Hi Steffen,
Steffen Nurpmeso wrote:
#?0|kent:plzip-1.11$ cp /x/balls/gcc-13.2.0.tar.xz X1
#?0|kent:plzip-1.11$ cp X1 X2
[...]
-rw-r----- 1 steffen steffen 89049959 May 7 22:14 X1.lz
-rw-r----- 1 steffen steffen 89079463 May 7 22:14 X2.lz
Note that if you use uncompressible files as input, you'll always obtain
similar compressed sizes, no matter the compression level or the dictionary
size. Try the test with gcc-13.2.0.tar and you'll see the difference. (As in
your other test with /x/doc/coding/austin-group/202x_d4.txt).
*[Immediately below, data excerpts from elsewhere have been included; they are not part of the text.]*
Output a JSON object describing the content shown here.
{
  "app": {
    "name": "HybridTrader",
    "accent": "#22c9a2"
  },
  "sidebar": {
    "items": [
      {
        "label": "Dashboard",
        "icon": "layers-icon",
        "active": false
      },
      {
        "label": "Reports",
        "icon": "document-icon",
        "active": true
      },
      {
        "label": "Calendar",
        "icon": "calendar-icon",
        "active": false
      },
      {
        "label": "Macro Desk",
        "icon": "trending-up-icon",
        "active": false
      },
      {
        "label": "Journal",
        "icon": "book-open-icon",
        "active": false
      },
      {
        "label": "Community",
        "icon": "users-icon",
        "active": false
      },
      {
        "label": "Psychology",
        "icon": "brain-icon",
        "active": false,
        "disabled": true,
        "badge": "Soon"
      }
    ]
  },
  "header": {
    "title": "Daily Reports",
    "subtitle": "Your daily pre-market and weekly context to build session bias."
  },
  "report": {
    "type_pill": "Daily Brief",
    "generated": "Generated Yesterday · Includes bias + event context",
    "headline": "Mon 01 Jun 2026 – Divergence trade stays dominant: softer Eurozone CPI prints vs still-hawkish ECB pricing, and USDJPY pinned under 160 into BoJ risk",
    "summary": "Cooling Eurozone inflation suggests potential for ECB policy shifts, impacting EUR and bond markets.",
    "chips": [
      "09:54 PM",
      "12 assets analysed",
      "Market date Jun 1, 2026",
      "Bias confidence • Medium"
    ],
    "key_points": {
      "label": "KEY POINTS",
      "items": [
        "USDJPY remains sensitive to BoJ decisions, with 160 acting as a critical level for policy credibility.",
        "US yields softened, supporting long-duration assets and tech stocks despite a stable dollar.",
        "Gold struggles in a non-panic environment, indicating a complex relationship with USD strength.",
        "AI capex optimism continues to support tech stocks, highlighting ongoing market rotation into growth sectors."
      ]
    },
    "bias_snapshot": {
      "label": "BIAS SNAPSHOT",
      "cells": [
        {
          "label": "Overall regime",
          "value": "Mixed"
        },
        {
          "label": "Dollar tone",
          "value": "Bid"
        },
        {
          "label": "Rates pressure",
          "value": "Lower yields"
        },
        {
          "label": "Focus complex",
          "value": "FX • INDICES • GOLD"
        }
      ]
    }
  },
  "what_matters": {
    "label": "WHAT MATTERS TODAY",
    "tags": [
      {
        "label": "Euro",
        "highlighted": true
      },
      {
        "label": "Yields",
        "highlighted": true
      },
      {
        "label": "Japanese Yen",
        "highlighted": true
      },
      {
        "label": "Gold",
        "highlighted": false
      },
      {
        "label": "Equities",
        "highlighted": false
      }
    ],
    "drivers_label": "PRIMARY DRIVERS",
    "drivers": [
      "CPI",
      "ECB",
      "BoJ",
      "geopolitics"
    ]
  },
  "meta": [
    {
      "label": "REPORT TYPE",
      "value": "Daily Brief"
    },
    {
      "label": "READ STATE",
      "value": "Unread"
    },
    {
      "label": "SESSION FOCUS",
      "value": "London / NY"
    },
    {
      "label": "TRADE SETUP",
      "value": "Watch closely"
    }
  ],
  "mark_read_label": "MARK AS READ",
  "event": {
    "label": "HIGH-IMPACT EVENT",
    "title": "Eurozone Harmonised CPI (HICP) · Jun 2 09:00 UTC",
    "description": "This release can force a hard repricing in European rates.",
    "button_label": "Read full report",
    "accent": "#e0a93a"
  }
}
I think dynamically scalling according to the processors, talking
into account the dictionary size, as you said above, is the sane
approach for "saturating" with plzip, in the above job there are
quite a lot of files, of varying size (the spam DB being very
large), and one recipe is not good for them all.
Maybe there is a better way (almost optimal for many files) to compress the
spam DB that does not require a parallel compressor, but uses all the
processors in your machine. (And, as a bonus, achieves maximum compression
on files of any size and produces reproducible files).
ls | xargs -n1 -P4 lzip -9
The command above should produce better results than a saturated plzip.
'ls' may be replaced by any way to generate a list of the files to be
compressed. See
http://www.gnu.org/software/findutils/manual/html_node/find_html/xargs-options.html
Hope this helps,
Antonio.